Too many people start with too many goals at once, and try to do too much. And it saps energy and motivation. It’s probably the most common mistake that people make. You cannot maintain energy and focus (the two most important things in accomplishing a goal) if you are trying to do two or more goals at once. It’s not possible — I’ve tried it many times. You have to choose one goal, for now, and focus on it completely. I know, that’s hard. Still, I speak from experience. You can always do your other goals when you’ve accomplished your One Goal.
3. Examine your motivation.
Know your reasons. Give them some thought … and write them down. If you have loved ones, and you are doing it for them, that is more powerful than just doing it for self-interest. Doing it for yourself is good too, but you should do it for something that you REALLY REALLY want to happen, for really good reasons.

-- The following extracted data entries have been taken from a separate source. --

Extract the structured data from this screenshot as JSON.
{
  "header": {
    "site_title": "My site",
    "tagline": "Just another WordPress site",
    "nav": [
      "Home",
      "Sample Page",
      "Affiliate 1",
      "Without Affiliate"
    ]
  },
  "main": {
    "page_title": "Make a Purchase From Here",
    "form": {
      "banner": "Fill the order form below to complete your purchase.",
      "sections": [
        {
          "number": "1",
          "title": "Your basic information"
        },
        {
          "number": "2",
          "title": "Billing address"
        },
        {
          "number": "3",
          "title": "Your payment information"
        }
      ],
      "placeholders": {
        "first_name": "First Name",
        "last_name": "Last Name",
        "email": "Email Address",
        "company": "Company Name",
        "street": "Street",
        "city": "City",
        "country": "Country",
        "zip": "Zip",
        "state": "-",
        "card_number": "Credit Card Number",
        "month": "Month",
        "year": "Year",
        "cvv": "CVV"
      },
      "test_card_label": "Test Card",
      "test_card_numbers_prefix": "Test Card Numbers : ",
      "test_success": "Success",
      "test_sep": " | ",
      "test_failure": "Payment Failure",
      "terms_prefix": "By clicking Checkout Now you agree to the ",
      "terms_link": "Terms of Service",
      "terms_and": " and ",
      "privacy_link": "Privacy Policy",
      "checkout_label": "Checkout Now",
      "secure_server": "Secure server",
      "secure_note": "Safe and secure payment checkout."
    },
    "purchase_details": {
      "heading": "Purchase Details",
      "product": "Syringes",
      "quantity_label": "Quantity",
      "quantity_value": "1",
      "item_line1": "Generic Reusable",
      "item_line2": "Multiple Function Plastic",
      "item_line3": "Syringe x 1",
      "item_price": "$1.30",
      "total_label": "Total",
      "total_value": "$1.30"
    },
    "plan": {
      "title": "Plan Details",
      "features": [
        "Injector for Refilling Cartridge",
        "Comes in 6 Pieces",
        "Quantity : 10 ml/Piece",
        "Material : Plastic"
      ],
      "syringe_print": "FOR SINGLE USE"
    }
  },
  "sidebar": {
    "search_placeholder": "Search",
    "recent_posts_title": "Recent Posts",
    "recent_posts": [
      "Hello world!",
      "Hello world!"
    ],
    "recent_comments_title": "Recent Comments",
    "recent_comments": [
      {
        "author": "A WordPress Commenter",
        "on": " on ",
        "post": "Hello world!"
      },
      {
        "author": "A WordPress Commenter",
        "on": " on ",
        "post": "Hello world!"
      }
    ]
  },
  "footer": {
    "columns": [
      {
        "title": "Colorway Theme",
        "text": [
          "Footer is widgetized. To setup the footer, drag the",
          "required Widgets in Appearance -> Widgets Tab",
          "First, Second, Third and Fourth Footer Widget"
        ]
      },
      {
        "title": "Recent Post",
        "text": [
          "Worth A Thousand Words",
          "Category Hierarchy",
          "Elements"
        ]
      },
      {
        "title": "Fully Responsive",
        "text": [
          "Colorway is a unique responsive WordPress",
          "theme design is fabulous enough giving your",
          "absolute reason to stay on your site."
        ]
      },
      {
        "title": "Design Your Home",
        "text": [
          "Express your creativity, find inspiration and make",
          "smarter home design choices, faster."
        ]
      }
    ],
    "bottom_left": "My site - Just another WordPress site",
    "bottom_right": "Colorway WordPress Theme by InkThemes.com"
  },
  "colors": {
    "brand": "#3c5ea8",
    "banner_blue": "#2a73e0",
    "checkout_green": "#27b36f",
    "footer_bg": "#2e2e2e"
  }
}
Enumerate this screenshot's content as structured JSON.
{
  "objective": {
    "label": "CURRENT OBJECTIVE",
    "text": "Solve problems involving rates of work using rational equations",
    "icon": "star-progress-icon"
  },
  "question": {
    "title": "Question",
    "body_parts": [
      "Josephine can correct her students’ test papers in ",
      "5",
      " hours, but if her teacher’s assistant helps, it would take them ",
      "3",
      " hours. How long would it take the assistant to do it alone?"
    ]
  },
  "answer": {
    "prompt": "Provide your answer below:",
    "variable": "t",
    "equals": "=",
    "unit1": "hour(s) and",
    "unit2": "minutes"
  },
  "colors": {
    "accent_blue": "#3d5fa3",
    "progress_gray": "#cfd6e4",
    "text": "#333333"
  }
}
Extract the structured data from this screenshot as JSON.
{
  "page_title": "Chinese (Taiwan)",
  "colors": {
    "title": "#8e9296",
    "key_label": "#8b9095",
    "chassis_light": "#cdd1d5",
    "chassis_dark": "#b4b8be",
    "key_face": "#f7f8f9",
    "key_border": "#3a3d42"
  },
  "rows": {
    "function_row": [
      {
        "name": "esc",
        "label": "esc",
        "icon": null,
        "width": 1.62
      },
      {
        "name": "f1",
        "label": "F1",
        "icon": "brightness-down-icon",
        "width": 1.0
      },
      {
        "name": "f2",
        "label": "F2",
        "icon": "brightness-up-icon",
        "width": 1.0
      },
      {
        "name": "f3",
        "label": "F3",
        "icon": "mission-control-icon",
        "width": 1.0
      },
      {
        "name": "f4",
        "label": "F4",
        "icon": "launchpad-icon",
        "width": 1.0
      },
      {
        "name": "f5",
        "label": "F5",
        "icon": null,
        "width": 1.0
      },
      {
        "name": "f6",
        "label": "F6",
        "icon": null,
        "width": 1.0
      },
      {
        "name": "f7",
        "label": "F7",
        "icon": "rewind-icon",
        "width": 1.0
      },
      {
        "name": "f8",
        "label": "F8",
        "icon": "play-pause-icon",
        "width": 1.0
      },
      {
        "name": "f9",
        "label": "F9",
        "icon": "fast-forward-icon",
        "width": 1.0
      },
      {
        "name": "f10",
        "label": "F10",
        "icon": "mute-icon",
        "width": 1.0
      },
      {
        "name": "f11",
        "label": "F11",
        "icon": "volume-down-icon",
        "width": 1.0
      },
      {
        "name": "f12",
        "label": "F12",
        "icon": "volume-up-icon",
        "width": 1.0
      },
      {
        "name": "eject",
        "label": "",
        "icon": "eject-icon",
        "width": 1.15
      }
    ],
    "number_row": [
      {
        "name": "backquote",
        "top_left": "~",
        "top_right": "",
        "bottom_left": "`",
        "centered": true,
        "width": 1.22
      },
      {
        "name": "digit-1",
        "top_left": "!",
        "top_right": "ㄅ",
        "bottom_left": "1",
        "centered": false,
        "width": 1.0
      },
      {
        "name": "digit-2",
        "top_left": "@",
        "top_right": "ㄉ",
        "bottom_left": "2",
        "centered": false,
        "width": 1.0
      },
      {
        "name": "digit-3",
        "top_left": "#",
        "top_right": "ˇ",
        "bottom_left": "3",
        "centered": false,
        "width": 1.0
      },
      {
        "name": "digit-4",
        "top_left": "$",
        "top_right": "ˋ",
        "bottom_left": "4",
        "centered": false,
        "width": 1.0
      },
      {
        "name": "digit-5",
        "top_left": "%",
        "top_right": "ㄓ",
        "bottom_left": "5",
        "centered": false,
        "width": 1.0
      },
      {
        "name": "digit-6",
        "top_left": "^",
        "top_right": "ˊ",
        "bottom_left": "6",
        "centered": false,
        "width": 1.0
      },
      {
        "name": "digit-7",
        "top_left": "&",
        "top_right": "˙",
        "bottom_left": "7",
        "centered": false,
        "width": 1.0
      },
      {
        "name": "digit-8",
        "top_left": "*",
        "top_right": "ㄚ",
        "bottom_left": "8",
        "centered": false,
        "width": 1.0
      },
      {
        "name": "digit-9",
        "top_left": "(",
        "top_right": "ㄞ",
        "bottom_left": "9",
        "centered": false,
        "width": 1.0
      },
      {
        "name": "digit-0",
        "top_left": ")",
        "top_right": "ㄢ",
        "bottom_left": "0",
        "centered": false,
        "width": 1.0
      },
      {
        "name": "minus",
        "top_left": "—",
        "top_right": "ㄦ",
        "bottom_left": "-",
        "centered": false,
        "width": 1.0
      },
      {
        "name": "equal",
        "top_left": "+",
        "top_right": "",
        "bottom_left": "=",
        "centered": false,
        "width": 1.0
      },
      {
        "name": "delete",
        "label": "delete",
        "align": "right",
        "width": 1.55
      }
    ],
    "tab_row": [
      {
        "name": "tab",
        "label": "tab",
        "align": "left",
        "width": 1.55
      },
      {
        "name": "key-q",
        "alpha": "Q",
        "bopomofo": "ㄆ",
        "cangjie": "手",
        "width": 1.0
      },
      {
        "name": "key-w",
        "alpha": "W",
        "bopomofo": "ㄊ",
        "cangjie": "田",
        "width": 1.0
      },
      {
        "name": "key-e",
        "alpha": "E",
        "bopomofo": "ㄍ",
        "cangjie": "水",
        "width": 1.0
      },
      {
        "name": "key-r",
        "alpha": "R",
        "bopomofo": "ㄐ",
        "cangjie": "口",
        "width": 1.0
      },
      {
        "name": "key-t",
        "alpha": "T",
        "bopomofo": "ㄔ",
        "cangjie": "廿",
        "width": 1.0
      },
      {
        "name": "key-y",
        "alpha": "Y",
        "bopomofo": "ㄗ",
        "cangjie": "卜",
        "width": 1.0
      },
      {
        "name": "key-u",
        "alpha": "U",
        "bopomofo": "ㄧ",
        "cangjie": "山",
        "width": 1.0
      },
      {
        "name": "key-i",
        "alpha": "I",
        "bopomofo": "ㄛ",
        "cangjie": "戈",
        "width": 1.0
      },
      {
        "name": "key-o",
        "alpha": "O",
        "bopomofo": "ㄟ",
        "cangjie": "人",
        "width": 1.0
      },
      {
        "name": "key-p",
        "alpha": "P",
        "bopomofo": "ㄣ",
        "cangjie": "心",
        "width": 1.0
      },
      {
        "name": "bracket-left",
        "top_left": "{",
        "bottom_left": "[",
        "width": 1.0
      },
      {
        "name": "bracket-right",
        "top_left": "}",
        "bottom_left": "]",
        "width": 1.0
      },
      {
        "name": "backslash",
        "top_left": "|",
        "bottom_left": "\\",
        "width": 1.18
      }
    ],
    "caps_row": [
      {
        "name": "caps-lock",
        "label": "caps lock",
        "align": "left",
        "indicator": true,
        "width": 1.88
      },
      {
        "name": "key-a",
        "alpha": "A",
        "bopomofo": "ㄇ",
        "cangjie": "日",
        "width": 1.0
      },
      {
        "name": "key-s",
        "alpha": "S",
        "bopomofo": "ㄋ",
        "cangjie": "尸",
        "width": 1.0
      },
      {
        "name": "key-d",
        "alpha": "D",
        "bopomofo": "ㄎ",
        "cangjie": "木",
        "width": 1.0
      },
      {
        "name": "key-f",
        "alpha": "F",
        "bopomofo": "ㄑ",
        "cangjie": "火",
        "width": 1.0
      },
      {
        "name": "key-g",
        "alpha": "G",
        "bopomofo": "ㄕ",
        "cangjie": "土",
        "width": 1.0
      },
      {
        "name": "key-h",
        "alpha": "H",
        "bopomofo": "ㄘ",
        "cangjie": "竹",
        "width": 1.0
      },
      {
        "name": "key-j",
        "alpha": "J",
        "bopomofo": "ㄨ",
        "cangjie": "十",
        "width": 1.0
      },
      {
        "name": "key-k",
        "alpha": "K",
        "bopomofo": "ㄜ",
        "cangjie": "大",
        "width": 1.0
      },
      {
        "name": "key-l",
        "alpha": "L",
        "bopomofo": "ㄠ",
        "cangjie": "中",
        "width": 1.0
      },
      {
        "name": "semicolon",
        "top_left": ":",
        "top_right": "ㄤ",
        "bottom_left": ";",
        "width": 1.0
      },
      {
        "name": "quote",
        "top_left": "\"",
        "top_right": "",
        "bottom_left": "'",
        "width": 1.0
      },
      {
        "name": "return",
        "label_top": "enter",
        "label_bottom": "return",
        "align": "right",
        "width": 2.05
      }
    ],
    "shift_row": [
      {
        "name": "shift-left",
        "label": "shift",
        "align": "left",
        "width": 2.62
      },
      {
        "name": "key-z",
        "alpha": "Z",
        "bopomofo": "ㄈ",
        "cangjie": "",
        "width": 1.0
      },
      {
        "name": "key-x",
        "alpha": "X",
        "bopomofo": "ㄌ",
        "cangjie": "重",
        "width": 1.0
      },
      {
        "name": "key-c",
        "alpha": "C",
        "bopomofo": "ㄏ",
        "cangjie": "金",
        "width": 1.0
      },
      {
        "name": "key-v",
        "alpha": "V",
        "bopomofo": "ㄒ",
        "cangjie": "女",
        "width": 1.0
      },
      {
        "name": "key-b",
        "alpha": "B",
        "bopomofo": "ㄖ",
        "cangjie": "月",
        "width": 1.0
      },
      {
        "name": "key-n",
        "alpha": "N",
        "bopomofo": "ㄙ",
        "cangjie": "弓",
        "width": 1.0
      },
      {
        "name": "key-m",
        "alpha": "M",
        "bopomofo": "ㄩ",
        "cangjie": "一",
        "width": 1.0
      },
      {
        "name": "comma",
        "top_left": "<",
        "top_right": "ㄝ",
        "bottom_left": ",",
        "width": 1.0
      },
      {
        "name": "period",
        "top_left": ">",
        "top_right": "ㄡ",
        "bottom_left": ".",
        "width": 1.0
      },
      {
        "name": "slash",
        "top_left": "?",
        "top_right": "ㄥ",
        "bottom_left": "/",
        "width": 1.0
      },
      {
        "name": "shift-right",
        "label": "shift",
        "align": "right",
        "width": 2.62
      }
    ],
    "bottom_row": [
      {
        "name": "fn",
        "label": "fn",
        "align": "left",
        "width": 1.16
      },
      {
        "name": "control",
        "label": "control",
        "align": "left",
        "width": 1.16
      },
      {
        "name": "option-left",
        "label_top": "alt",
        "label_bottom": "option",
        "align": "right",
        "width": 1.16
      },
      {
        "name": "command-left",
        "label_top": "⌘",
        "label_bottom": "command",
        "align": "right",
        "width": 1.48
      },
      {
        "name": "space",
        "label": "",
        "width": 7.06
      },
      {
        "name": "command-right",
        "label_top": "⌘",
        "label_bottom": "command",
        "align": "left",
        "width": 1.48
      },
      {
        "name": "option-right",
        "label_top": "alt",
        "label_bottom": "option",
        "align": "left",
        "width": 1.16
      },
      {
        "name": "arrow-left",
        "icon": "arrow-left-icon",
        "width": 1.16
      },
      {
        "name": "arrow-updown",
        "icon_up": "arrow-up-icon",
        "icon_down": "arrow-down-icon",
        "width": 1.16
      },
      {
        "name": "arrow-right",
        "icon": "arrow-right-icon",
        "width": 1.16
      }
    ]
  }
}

4. Really, really want it.
This is essentially the same as the above tip, but I want to emphasize it: it’s not enough to think it would be cool to achieve something. It has to be something you’re passionate about, something you’re super excited about, something you want deeply. Make sure that your goal meets these criteria, or you won’t stick with it for long.
5. Commit publicly.
None of us likes to look bad in front of others. We will go the extra mile to do something we’ve said publicly. For example, when I wanted to run my first marathon, I started writing a column about it in my local daily newspaper. The entire island of Guam (pop. 160K) knew about my goal. I couldn’t back down, and even though my motivation came and went, I stuck with it and completed it. Now, you don’t have to commit to your goal in your daily newspaper, but you can do it with friends and family and co-workers, and you can do it on your blog if you have one. And hold yourself accountable — don’t just commit once, but commit to giving progress updates to everyone every week or so.
6. Get excited.
Well, it starts with inspiration from others (see above), but you have to take that excitement and build on it. For me, I’ve learned that by talking to my wife about it, and to others, and reading as much about it as possible, and visualizing what it would be like to be successful (seeing the benefits of the goal in my head), I get excited about a goal. Once I’ve done that, it’s just a matter of carrying that energy forward and keeping it going.
7. Build anticipation.
This will sound hard, and many people will skip this tip. But it really works. It helped me quit smoking after many failed attempts. If you find inspiration and want to do a goal, don’t start right away. Many of us will get excited and want to start today. That’s a mistake. Set a date in the future — a week or two, or even a month — and make that your Start Date. Mark it on the calendar. Get excited about that date. Make it the most important date in your life. In the meantime, start writing out a plan. And do some of the steps below. Because by delaying your start, you are building anticipation, and increasing your focus and energy for your goal.
8. Print it out, post it up.
Print out your goal in big words. Make your goal just a few words long, like a mantra (”Exercise 15 mins. Daily”), and post it up on your wall or refrigerator. Post it at home and work. Put it on your computer desktop. You want to have big reminders about your goal, to keep your focus and keep your excitement going. A picture of your goal also helps.